Group works to bring food cooperative to Catonsville

Group works to bring food cooperative to Catonsville
Members of the steering committee of the Catonsville Cooperative sort food and products at the Catonsville home of Megan Davis, a committee member. From left, Mike Souder, of Arbutus, Davis, Debbie Rosier, of Catonsville, Emily Souder, of Arbutus, and Shannon Thomas, of Catonsville, are preparing the items for future pickup by members of the co-op. (2011 photo)

Organizers of the Catonsville Cooperative Market have a vision of doing more than just bringing natural and organic foods to its members.

Toward that end, the organization will hold a do-it-yourself workshop Saturday, April 5, at Immanuel United Church of Christ, at 1905 Edmondson Ave.


The two-hour session, which starts at 1 p.m., will feature a number of activities and workshops on canning, composting and beer brewing. Tickets are $10 at the door. Proceeds go to the co-op.

Megan Davis, one of the founders of the co-op, will be among the presenters. The Catonsville resident will be teaching a "household essentials" workshop on leaning methods that are more sustainable.

Davis said the idea to start a cooperative market surfaced because some in the area felt there was a need for a natural food store in Catonsville.

Davis said there is a demand for year-round natural and organic produce in Catonsville that the two area farmers markets that are open in the warmer months, Wednesdays on the Bloomsbury Community Center parking lot and Sundays in the 700 block of Frederick Road in the center of town, do not fulfill.

The closest Trader Joe's, for example, is in Columbia and the nearest Whole Foods is on Fleet Street in Baltimore City.

But the goal wasn't simply to start a store that provided organic and natural foods.

"It's not just about becoming a Trader Joe's, but offering services to the community," Davis said.

The cooperative market is envisioned as also offering natural and organic household items, non-produce items and beauty products.

In its third year, the Catonsville Cooperative Market runs a buying club in which members can purchase non-perishable items such as organic soaps and detergents, beauty products and dry goods at wholesale prices.

As a food cooperative, the organization is a business, owned by those who use it and operated for the benefit of its members.

There are currently about 150 members and more are welcome, said Holly Leon-Lierman, one of the leaders of the organization.

The cooperative's goal is to be member- and worker-owned, Leon-Lierman said.

"It's a hybrid model because the workers would also be invested and it's something that not all co-ops do," Leon-Lierman said.

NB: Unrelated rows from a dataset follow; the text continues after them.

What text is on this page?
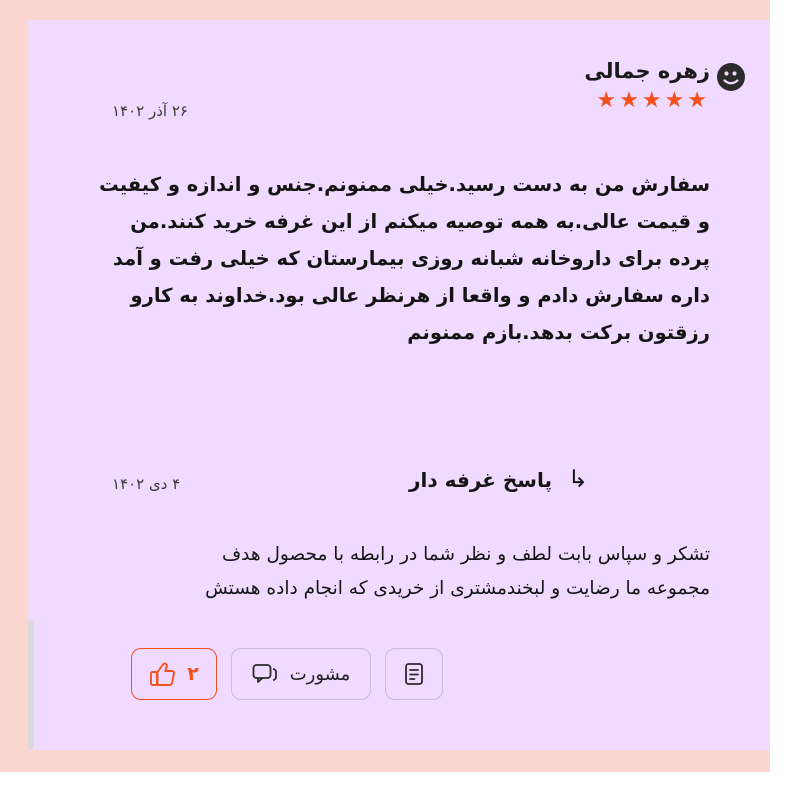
زهره جمالی
★★★★★
۲۶ آذر ۱۴۰۲
سفارش من به دست رسید.خیلی ممنونم.جنس و اندازه و کیفیت و قیمت عالی.به همه توصیه میکنم از این غرفه خرید کنند.من پرده برای داروخانه شبانه روزی بیمارستان که خیلی رفت و آمد داره سفارش دادم و واقعا از هرنظر عالی بود.خداوند به کارو رزقتون برکت بدهد.بازم ممنونم
↳
پاسخ غرفه دار
۴ دی ۱۴۰۲
تشکر و سپاس بابت لطف و نظر شما در رابطه با محصول هدف مجموعه ما رضایت و لبخندمشتری از خریدی که انجام داده هستش
مشورت
۲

The group is in the process of becoming an incorporated business and is working toward opening a storefront in Catonsville, which they expect will happen within the next three years, Leon-Lierman said.


They're putting together a business plan that should be ready by the end of the summer, Leon-Lierman said.

They'd like to offer members organic and locally grown produce and are reaching out to local farmers to see if any would like to sell their produce to their members, Leon-Lierman said.

Some farmers have expressed interest in selling their produce at the co-op once they have a storefront, she said.

Catonsville Cooperative Market has gained resources and support from the Food Co-op Initiative, a nonprofit established in 2005 that offers, "support to community groups across the county to help them organize new retail food cooperatives as efficiently and effectively as possible," according to its website.

There are roughly 325 cooperative grocery stores throughout the U.S. and about 200 in development, according to the website.